You must explicitly return the status code and reason arguments for vcl_synth. Setting headers on synthetic response bodies are done on resp.http.

Note

From vcl/default-vcl_synth.vcl, note that {" and "} can be used to make multi-line strings. This is not limited to the synthetic() function, but one can be used anywhere.

Note

A vcl_synth defined object is never stored in cache, contrary to a vcl_backend_error defined object, which may end up in cache. vcl_synth and vcl_backend_error replace vcl_error from Varnish 3.
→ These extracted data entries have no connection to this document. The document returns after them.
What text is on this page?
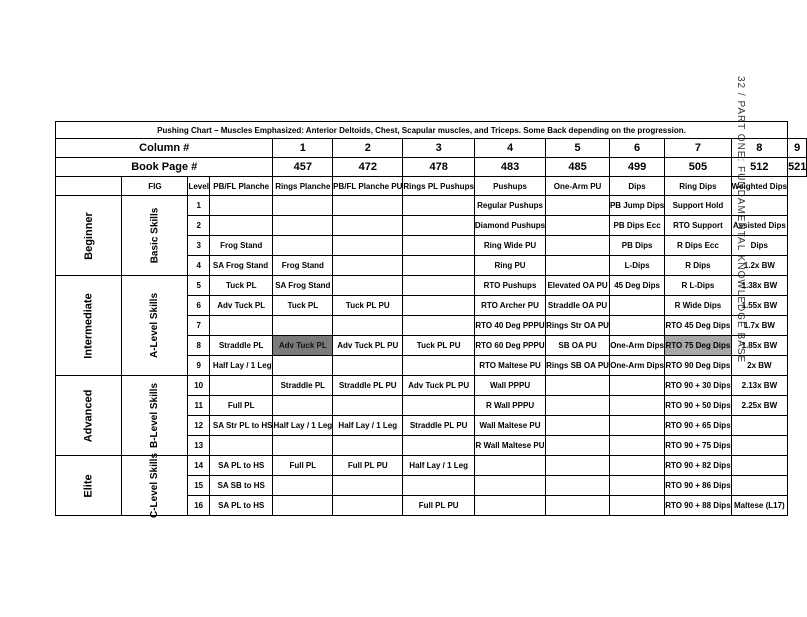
32 / PART ONE: FUNDAMENTAL KNOWLEDGE BASE
Pushing Chart – Muscles Emphasized: Anterior Deltoids, Chest, Scapular muscles, and Triceps. Some Back depending on the progression.												
Column #				1	2	3	4	5	6	7	8	9
Book Page #				457	472	478	483	485	499	505	512	521
	FIG	Level	PB/FL Planche	Rings Planche	PB/FL Planche PU	Rings PL Pushups	Pushups	One-Arm PU	Dips	Ring Dips	Weighted Dips	
Beginner	Basic Skills	1					Regular Pushups		PB Jump Dips	Support Hold		
		2					Diamond Pushups		PB Dips Ecc	RTO Support	Assisted Dips	
		3	Frog Stand				Ring Wide PU		PB Dips	R Dips Ecc	Dips	
		4	SA Frog Stand	Frog Stand			Ring PU		L-Dips	R Dips	1.2x BW	
Intermediate	A-Level Skills	5	Tuck PL	SA Frog Stand			RTO Pushups	Elevated OA PU	45 Deg Dips	R L-Dips	1.38x BW	
		6	Adv Tuck PL	Tuck PL	Tuck PL PU		RTO Archer PU	Straddle OA PU		R Wide Dips	1.55x BW	
		7					RTO 40 Deg PPPU	Rings Str OA PU		RTO 45 Deg Dips	1.7x BW	
		8	Straddle PL	Adv Tuck PL	Adv Tuck PL PU	Tuck PL PU	RTO 60 Deg PPPU	SB OA PU	One-Arm Dips	RTO 75 Deg Dips	1.85x BW	
		9	Half Lay / 1 Leg				RTO Maltese PU	Rings SB OA PU	One-Arm Dips	RTO 90 Deg Dips	2x BW	
Advanced	B-Level Skills	10		Straddle PL	Straddle PL PU	Adv Tuck PL PU	Wall PPPU			RTO 90 + 30 Dips	2.13x BW	
		11	Full PL				R Wall PPPU			RTO 90 + 50 Dips	2.25x BW	
		12	SA Str PL to HS	Half Lay / 1 Leg	Half Lay / 1 Leg	Straddle PL PU	Wall Maltese PU			RTO 90 + 65 Dips		
		13					R Wall Maltese PU			RTO 90 + 75 Dips		
Elite	C-Level Skills	14	SA PL to HS	Full PL	Full PL PU	Half Lay / 1 Leg				RTO 90 + 82 Dips		
		15	SA SB to HS							RTO 90 + 86 Dips		
		16	SA PL to HS			Full PL PU				RTO 90 + 88 Dips	Maltese (L17)	
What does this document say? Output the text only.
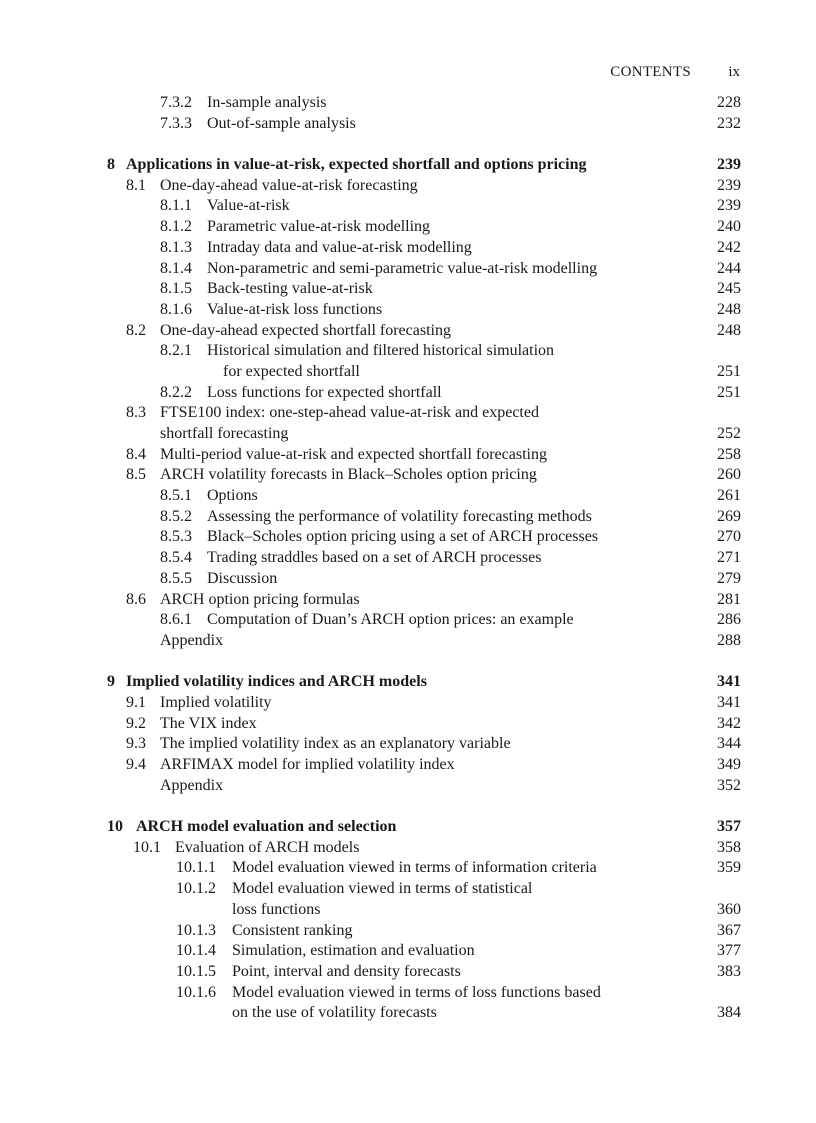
CONTENTS ix
7.3.2 In-sample analysis	228
7.3.3 Out-of-sample analysis	232
8 Applications in value-at-risk, expected shortfall and options pricing	239
8.1 One-day-ahead value-at-risk forecasting	239
8.1.1 Value-at-risk	239
8.1.2 Parametric value-at-risk modelling	240
8.1.3 Intraday data and value-at-risk modelling	242
8.1.4 Non-parametric and semi-parametric value-at-risk modelling	244
8.1.5 Back-testing value-at-risk	245
8.1.6 Value-at-risk loss functions	248
8.2 One-day-ahead expected shortfall forecasting	248
8.2.1 Historical simulation and filtered historical simulation
for expected shortfall	251
8.2.2 Loss functions for expected shortfall	251
8.3 FTSE100 index: one-step-ahead value-at-risk and expected
shortfall forecasting	252
8.4 Multi-period value-at-risk and expected shortfall forecasting	258
8.5 ARCH volatility forecasts in Black–Scholes option pricing	260
8.5.1 Options	261
8.5.2 Assessing the performance of volatility forecasting methods	269
8.5.3 Black–Scholes option pricing using a set of ARCH processes	270
8.5.4 Trading straddles based on a set of ARCH processes	271
8.5.5 Discussion	279
8.6 ARCH option pricing formulas	281
8.6.1 Computation of Duan’s ARCH option prices: an example	286
Appendix	288
9 Implied volatility indices and ARCH models	341
9.1 Implied volatility	341
9.2 The VIX index	342
9.3 The implied volatility index as an explanatory variable	344
9.4 ARFIMAX model for implied volatility index	349
Appendix	352
10 ARCH model evaluation and selection	357
10.1 Evaluation of ARCH models	358
10.1.1 Model evaluation viewed in terms of information criteria	359
10.1.2 Model evaluation viewed in terms of statistical
loss functions	360
10.1.3 Consistent ranking	367
10.1.4 Simulation, estimation and evaluation	377
10.1.5 Point, interval and density forecasts	383
10.1.6 Model evaluation viewed in terms of loss functions based
on the use of volatility forecasts	384
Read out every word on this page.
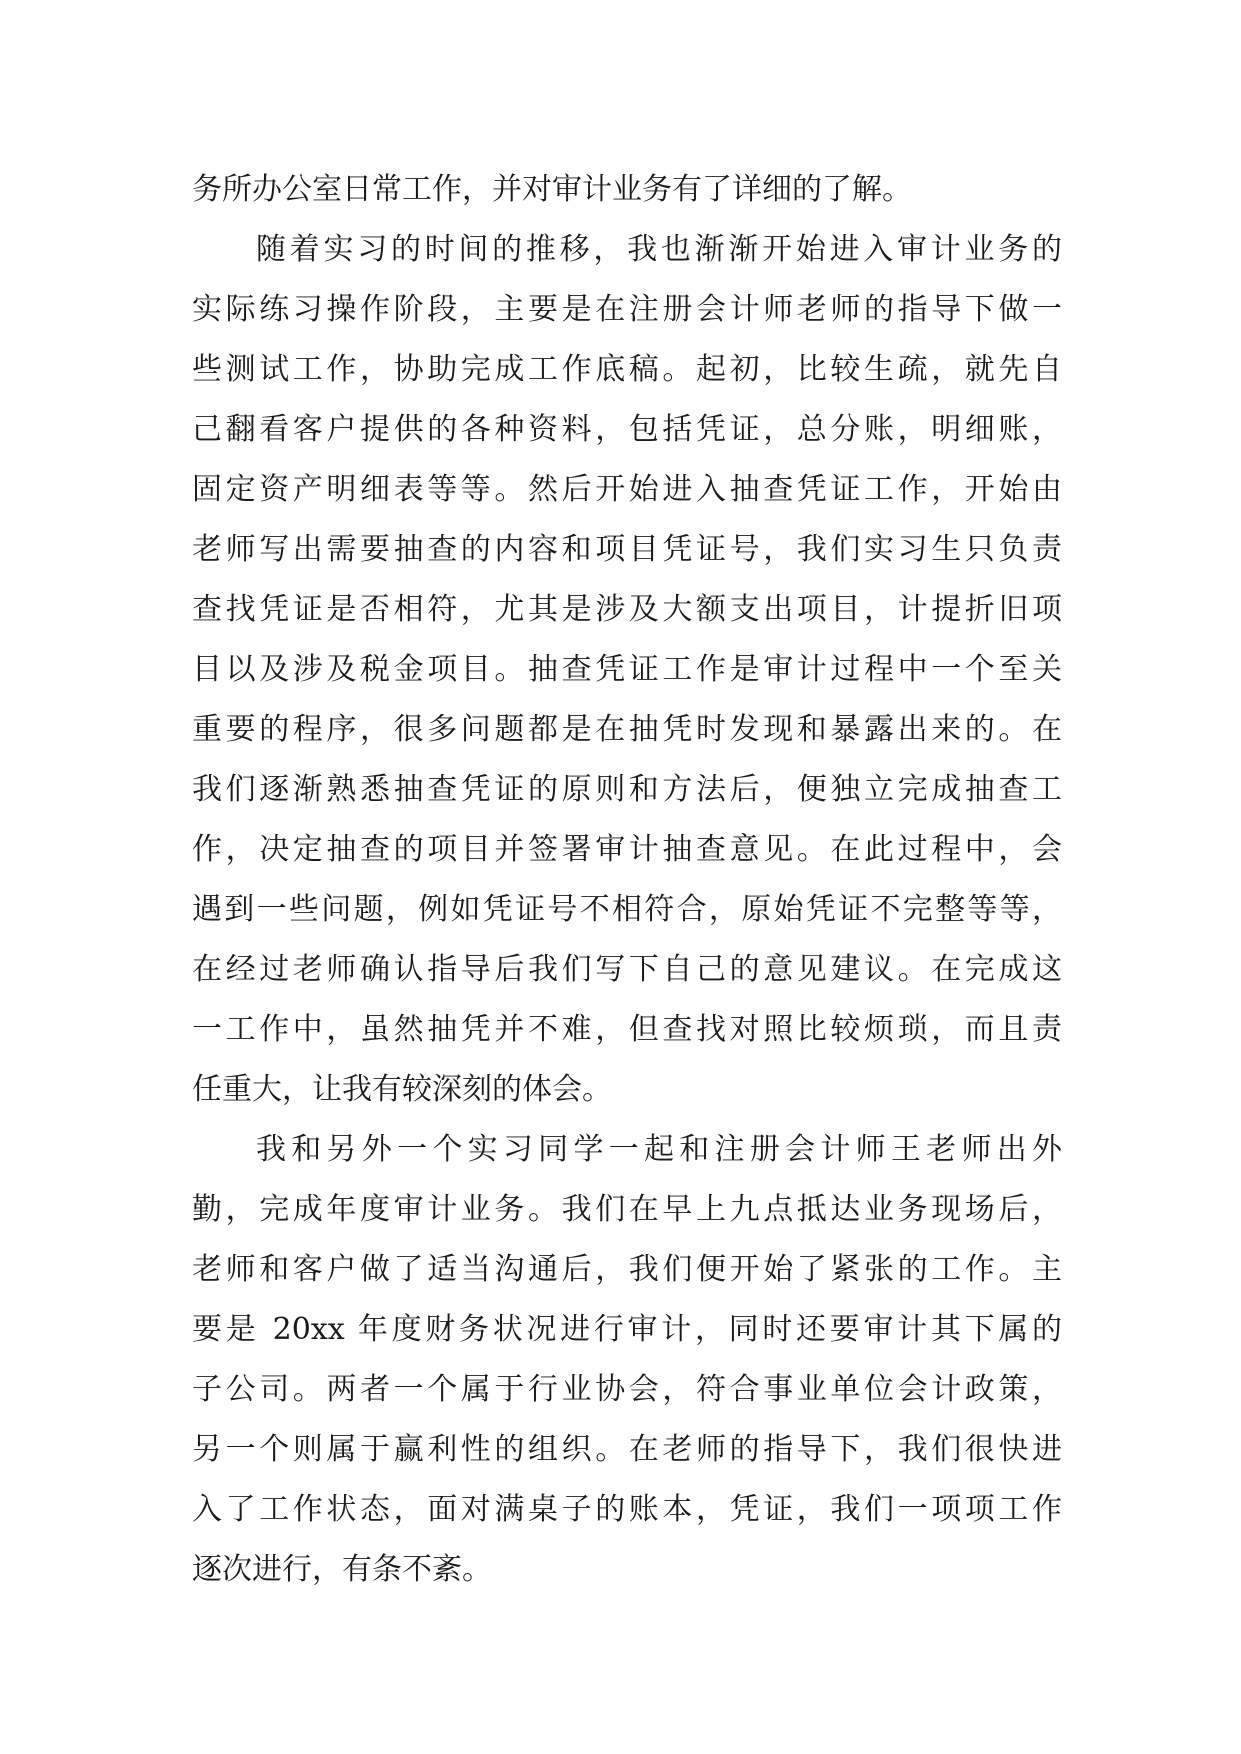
务所办公室日常工作，并对审计业务有了详细的了解。
随着实习的时间的推移，我也渐渐开始进入审计业务的
实际练习操作阶段，主要是在注册会计师老师的指导下做一
些测试工作，协助完成工作底稿。起初，比较生疏，就先自
己翻看客户提供的各种资料，包括凭证，总分账，明细账，
固定资产明细表等等。然后开始进入抽查凭证工作，开始由
老师写出需要抽查的内容和项目凭证号，我们实习生只负责
查找凭证是否相符，尤其是涉及大额支出项目，计提折旧项
目以及涉及税金项目。抽查凭证工作是审计过程中一个至关
重要的程序，很多问题都是在抽凭时发现和暴露出来的。在
我们逐渐熟悉抽查凭证的原则和方法后，便独立完成抽查工
作，决定抽查的项目并签署审计抽查意见。在此过程中，会
遇到一些问题，例如凭证号不相符合，原始凭证不完整等等，
在经过老师确认指导后我们写下自己的意见建议。在完成这
一工作中，虽然抽凭并不难，但查找对照比较烦琐，而且责
任重大，让我有较深刻的体会。
我和另外一个实习同学一起和注册会计师王老师出外
勤，完成年度审计业务。我们在早上九点抵达业务现场后，
老师和客户做了适当沟通后，我们便开始了紧张的工作。主
要是 20xx 年度财务状况进行审计，同时还要审计其下属的
子公司。两者一个属于行业协会，符合事业单位会计政策，
另一个则属于赢利性的组织。在老师的指导下，我们很快进
入了工作状态，面对满桌子的账本，凭证，我们一项项工作
逐次进行，有条不紊。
Example: Redirecting requests with vcl_synth

sub vcl_recv {
    if (req.http.host == "www.example.com") {
        set req.http.location = "http://example.com" + req.url;
        return (synth(750, "Permanently moved"));
    }
}

sub vcl_synth {
    if (resp.status == 750) {
        set resp.http.location = req.http.location;
        set resp.status = 301;
        return (deliver);
    }
}

Redirecting with VCL is fairly easy – and fast. Basic HTTP redirects work when the HTTP response is either 301 Moved Permanently or 302 Found. These response have a Location header field telling the web browser where to redirect.

Note

The 301 response can affect how browsers prioritize history and how search engines treat the content. 302 responses are temporary and do not affect search engines as 301 responses do.

Exercise: Modify the HTTP response header fields

  • Add a header field holding the string HIT if the requested resource was found in cache, or MISS otherwise
  • “Rename” the Age header field to X-Age

Exercise: Change the error message

  • Make the default error message more friendly.
If you need help, see Solution: Change the error message.